Over the past few years, the LIMSI and the Laboratoire Aimé Cotton have been developing an electronic locomotion assistance device for the blind, called the Télétact  (fig. 1). The system uses a laser telemeter to measure the distances to obstacles and transforms them into tactile vibrations or musical notes (the higher the tone, the closer the obstacle). Thus, users are aware of the presence of obstacles in advance, so they can anticipate movements, and have more fluent trajectories.
The system has been used by a few dozens blind people on a daily basis, and thus has proved to be very useful. However, if it performs well in known environments, it is not able to guide people when visiting unknown environments. What blind people need is contextual information about visited places, depending on their goals. For instance, blind people would benefit from guidance information when trying to locate a given room in an office building [2, 3]. Moreover, in some places, availability of dynamic information is crucial for people to find their way: in an airport, passengers need personalized information about their flight.
This of course applies to blind people, but actually to sighted people as well. Indeed, in airports, if overhead information screens certainly hold information relevant to people, they are hard to read because information relevant to people nearby is dissiminated among a great many irrelevant information items.

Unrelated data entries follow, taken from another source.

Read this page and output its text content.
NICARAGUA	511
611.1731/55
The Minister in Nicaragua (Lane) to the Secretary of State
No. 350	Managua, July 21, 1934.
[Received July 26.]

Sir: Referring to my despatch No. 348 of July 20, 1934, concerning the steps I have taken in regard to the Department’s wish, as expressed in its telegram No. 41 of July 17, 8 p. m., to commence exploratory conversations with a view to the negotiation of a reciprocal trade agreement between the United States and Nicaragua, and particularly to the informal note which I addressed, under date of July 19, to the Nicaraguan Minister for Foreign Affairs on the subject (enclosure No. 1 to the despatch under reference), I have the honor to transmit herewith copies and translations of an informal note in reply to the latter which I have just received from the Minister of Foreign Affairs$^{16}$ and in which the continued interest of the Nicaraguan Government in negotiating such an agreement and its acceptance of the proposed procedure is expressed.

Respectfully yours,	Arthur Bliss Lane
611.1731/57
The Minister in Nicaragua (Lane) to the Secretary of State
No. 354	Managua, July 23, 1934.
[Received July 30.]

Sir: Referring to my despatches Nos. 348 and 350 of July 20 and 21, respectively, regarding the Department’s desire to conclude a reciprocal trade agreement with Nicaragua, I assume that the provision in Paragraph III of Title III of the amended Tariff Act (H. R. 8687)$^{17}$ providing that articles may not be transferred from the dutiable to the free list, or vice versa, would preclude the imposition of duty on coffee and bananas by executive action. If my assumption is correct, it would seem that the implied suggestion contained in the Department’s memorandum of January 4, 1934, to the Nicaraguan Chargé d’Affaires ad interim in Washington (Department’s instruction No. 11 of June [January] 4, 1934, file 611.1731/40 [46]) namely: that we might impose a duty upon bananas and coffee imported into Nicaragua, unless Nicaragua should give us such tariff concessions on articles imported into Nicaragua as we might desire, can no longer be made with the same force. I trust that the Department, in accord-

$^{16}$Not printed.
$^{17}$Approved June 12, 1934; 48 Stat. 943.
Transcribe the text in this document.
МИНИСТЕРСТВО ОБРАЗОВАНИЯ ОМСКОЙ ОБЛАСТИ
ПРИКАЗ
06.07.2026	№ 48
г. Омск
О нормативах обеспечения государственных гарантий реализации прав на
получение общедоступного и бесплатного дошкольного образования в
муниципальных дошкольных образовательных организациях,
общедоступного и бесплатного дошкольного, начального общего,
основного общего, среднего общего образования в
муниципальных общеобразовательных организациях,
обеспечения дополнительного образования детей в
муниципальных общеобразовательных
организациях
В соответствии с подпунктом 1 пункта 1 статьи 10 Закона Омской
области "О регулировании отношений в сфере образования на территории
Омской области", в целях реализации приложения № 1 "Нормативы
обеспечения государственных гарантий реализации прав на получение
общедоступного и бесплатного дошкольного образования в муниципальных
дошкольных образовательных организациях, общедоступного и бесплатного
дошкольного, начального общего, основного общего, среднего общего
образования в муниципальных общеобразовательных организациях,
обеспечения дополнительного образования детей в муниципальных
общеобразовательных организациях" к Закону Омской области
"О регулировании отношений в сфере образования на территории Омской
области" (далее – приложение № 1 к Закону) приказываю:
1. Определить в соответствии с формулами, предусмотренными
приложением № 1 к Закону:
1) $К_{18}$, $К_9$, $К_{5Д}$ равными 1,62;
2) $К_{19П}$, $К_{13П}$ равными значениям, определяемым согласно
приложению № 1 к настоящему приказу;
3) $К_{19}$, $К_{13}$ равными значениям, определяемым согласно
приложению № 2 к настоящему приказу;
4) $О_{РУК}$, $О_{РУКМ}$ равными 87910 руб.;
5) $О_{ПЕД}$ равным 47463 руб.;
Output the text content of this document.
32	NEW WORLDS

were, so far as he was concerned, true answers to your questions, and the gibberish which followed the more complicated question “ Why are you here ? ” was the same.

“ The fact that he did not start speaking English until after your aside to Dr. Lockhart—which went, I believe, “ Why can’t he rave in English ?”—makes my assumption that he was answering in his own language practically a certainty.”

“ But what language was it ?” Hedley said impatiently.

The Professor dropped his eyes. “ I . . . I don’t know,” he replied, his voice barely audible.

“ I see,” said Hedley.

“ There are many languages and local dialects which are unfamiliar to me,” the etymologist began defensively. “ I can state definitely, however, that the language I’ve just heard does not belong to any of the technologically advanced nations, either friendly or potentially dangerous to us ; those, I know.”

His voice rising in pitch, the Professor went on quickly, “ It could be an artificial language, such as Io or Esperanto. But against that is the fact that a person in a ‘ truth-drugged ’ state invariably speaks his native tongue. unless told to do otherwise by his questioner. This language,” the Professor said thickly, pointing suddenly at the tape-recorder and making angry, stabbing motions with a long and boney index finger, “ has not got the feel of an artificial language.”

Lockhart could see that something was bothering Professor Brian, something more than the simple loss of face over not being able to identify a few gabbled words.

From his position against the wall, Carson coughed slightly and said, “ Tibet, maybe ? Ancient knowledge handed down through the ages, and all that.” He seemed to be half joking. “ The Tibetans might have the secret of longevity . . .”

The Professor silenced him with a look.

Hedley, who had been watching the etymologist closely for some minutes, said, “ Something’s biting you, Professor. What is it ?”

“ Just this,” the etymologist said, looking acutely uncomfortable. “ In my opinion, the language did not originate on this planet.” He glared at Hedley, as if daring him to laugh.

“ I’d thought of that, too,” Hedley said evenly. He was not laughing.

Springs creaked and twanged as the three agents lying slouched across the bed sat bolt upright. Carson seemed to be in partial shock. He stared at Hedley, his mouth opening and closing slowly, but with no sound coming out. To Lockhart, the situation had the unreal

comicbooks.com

For the reasons stated above, we aim at designing a context-aware, goal-driven architecture for public places which will enable people to interact with their environments, so as to obtain personalized relevant information. Interaction can be multimodal, and take users' capabilities into account. This way, departure times and boarding desks' locations could for instance be delivered to sighted people through public screens at proximity, while being delivered to blind people through vocal messages sent to their cellular phones.
To provide context-aware information, one first has to capture context. For this reason, we have proposed a simple architecture to acquire context information by aggregating data from sensor input (e.g. RFID receivers, video signals) into abstract context information (e.g. people's locations). This component-based platform constitutes the interface between the real world and the rest of the system. It features minimal coupling between context capture and context usage in applications and performs consistency checks .
On top of this facility, we then propose a location-aware agent-based framework, in which agents represent both human beings and interactive devices (for instance, information screens meant to provide information about flights in airports, but also office doors, meant to give details about the office owner's public schedule). Agents are aware of the proximity of other agents, which enables them to initiate interaction.
Using this framework, we have built an application in which public information screens in an airport display only information relevant to passengers located nearby. Moreover, close screens can dynamically collaborate to avoid redundancy of information displayed, this without prior knowledge of each other (fig. 2).
Each user is supposed to be interested in one particular information item called her semantic unit (s.u.). Neighboring screens will try to display her s.u., while abiding by the following set of constraints:
For usability reasons, we consider that Constraint 1 is stronger than Constraint 2, which in turn is stronger than Constraint 3. For instance, screen real estate will often not be absolutely optimized, so as to preserve display stability. In turn, when a screen becomes saturated, some of its s.u. will be migrated elsewhere, so as to display a new s.u., thus contravening the stability constraint in favor of the completeness constraint.
Screen display is managed by a distributed incremental algorithm that enforces these constraints.
In this system, information screens exploit one modality only (visual modality), but we have also devised algorithms for choosing modality in multimodal output devices. For instance, a door may be able to provide a static information item in the form of a written label (textual modality), as well as dynamic information through a speech synthesis device (audio modality). Depending on the capabilities and preferences of the human agent coming by (who may be sighted, blind or deaf), the door's agent will choose a suitable modality.
Test implementations of the aforementioned frameworks have been realized. Integration, real-scale implementations and tests will be performed over the next few months. User evaluations will help tune and improve the algorithms.
One of the applications of our architecture will be a context-aware locomotion assistance device for the blind as evoked in introduction, able to provide users with semantic information about visited places .
At the moment, user goals are implicit (they are not distinct from the algorithms). It should be interesting to model them, along with other characteristic of user profiles and preferences.